I began my last post with this statement about the importance of oral arguments in appellate matters:  “As a student of appellate advocacy, I love to argue, attend, watch, and listen to oral arguments because I am convinced they do in fact shape the outcome of the ultimate decision.” That piece concerned the SCOTUS argument in Masterpiece Cake. See, This and That on December 21, 2017.

On Wednesday, January 24, 2018, I argued an insurance case of first impression in New York’s Appellate Division, First Department, styled DAE Associates, LLC d/b/a Danese Gallery v. AXA Art Insurance Corp., et al.  The case presented legal issues that have vexed property insurers for years.  What is a “fortuitous” physical loss?  Must “fortuity” be “sudden and accidental?”  If the insurance contract does not specifically exclude a peril, does coverage automatically attach?  Does an “insurable interest” exist after the sale of insured property?  And, very specific to this case, does an all at risk fine arts policy, which does not refer to “physical” loss or damage, cover defective title claims.

To be sure, the Court had studied the voluminous record. But my sense—and I hope I am right when the decision is handed down—the argument indeed will shape the outcome and reach of the decision.

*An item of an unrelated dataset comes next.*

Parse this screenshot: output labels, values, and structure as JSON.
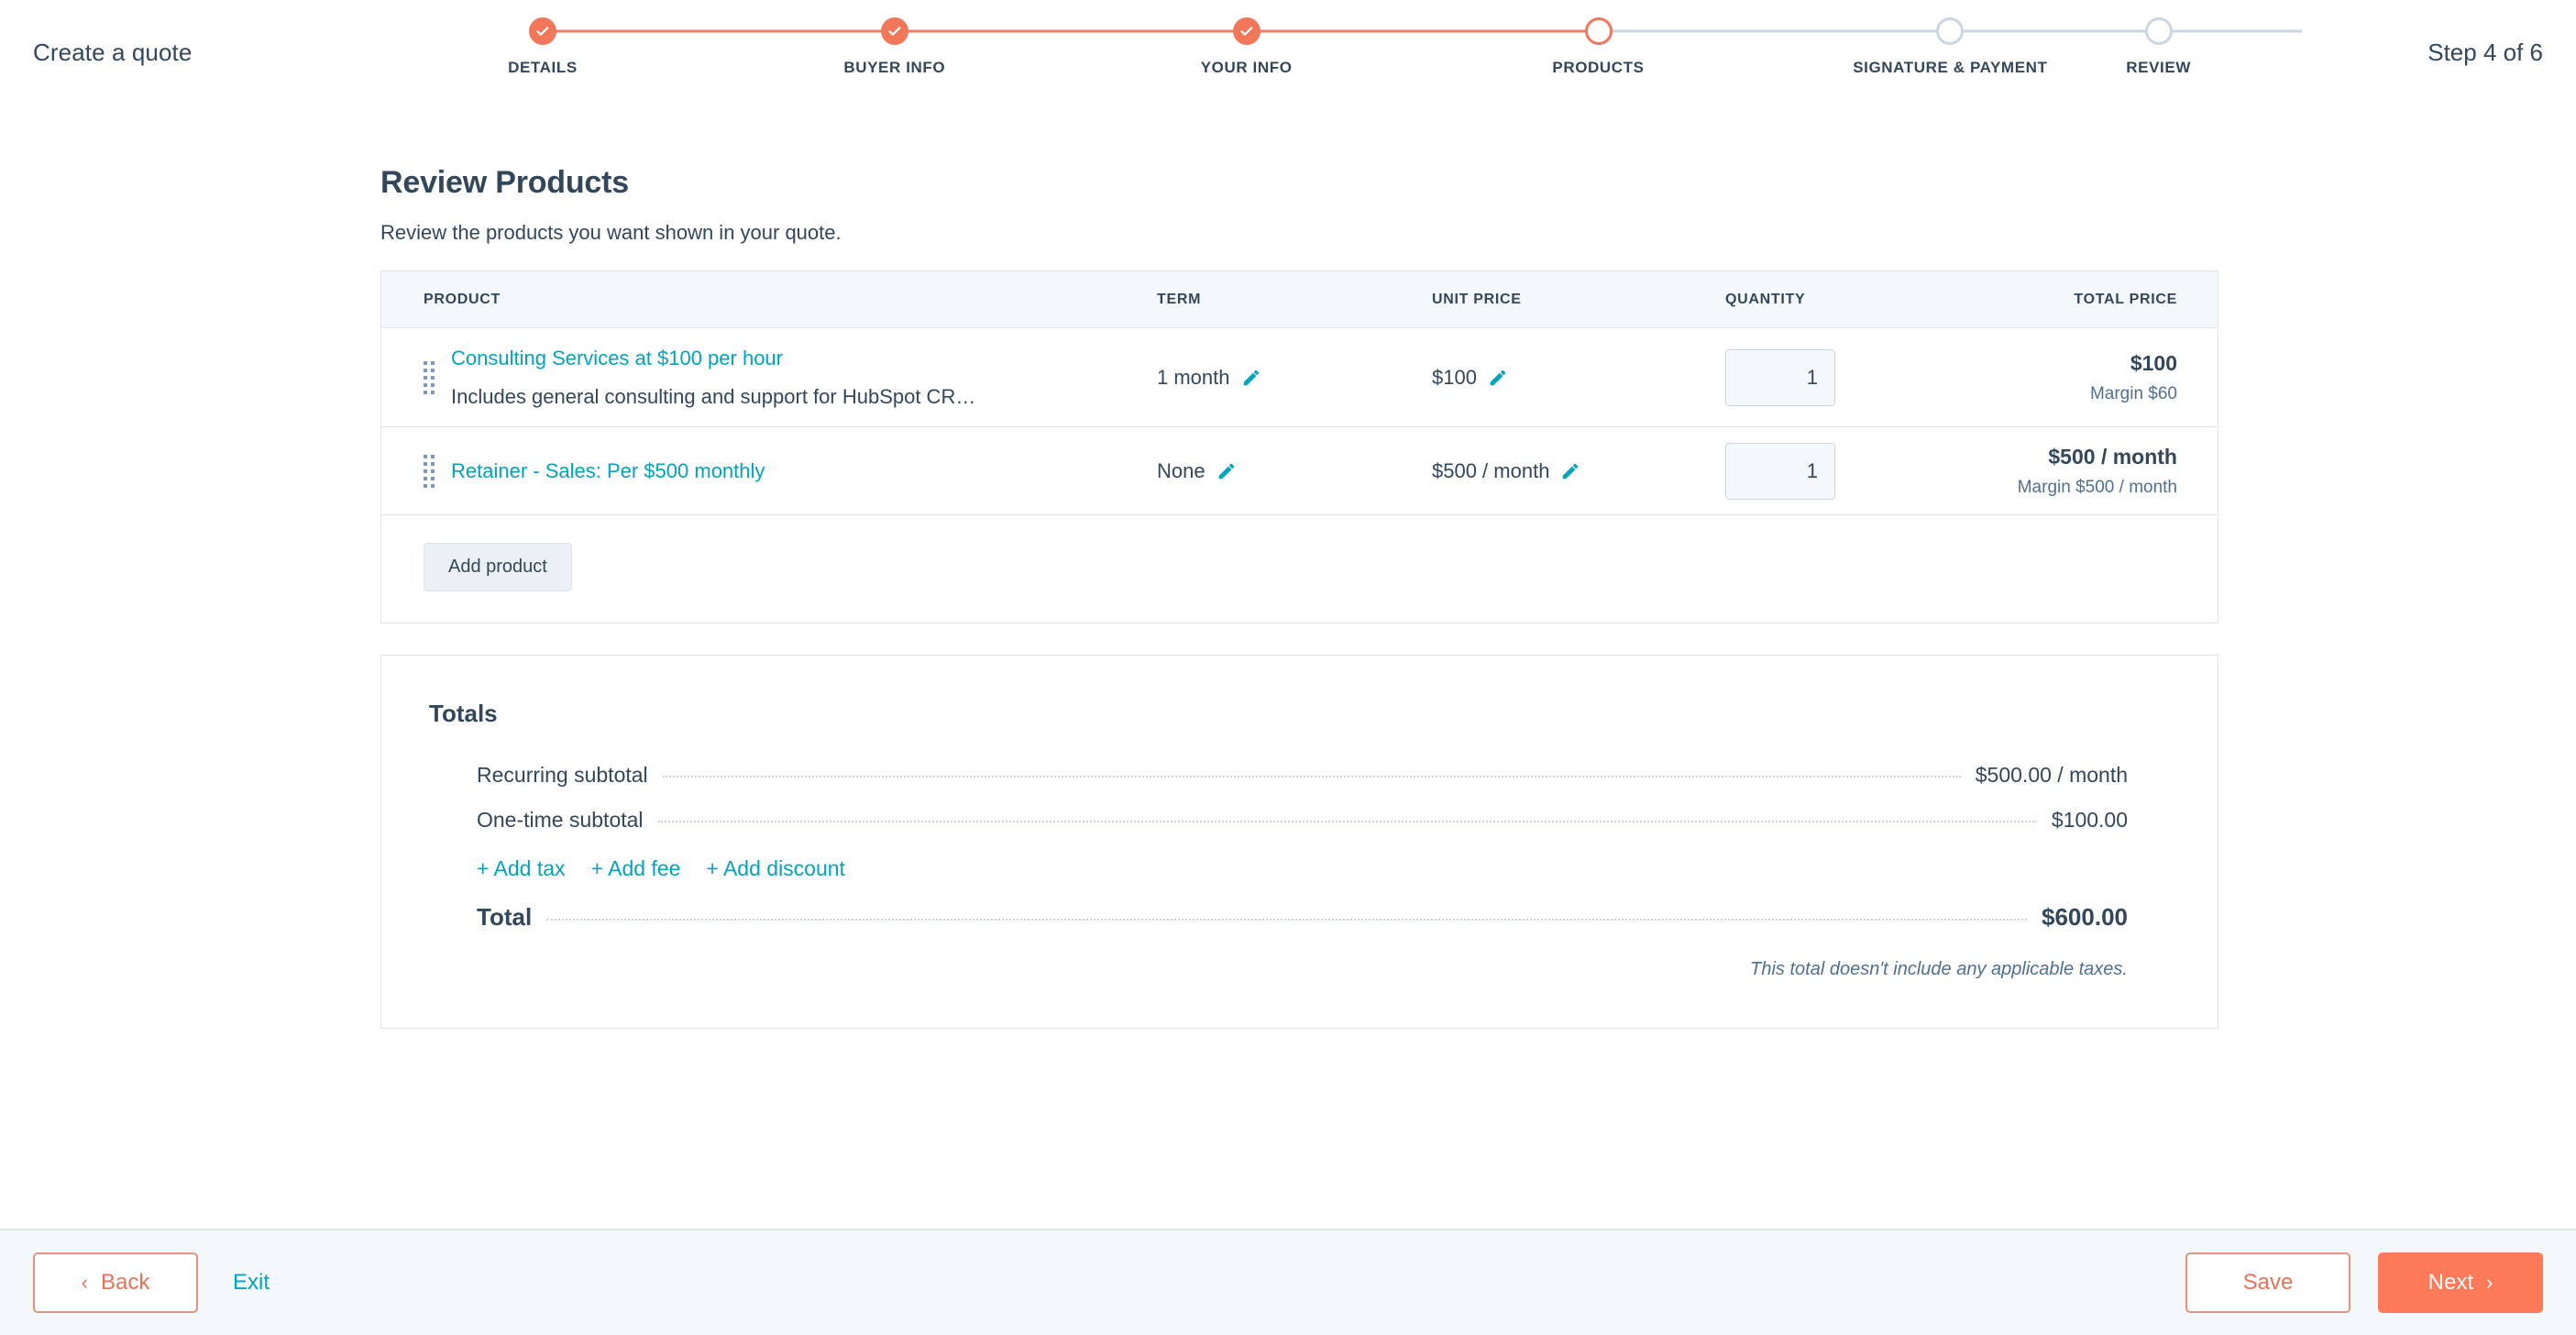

Danese sold a stolen work of art and, by written contract, agreed to refund the purchase price if title proved defective. Perhaps the best summary of the operative facts comes from the question we put to the court in our brief:

Renato Danese, with a number or other intermediaries, brokered the sale of a stolen work of art, Untitled, 2002-2005, by Jasper Johns to Perry and Donna Golkin for $898,218.75. Those sale proceeds were divided among the intermediaries, with $175,000.00 going to Danese. In his written contract with the Golkins, Danese agreed to refund the full $898,218.75 sale price if title proved defective. After the FBI seized the stolen work, Renato Danese turned to AXA, requesting indemnity for the full $898,218.75 sale price of the stolen work. Danese did so even with an admitted awareness that he did not have title insurance for such reimbursement. Judge Oing properly found that there was no fortuitous loss of the work itself, but ruled the loss arose from a purely financial transaction: Danese’s breach of the Golkin sales contract. Under these circumstances, should Judge Oing’s decision be disturbed?

 

Answer: No.

The five judge bench was “hot” and, right from the start, asked pointed questions about fortuity; about the insured’s preliminary obligation to establish a case for coverage; about the coverage expectations of the insured, reasonable or otherwise, and, of significance, whether any existing precedent supported the notion that recovery of stolen property by the true owner resulted in a compensable insurance “loss” to anyone the chain of ownership.

In the past, based on the tenor of oral argument, I have not been shy about predicting outcomes.  But here, as a contestant in the battle, I shall await the decision to comment further.  And that’s it for this This and That.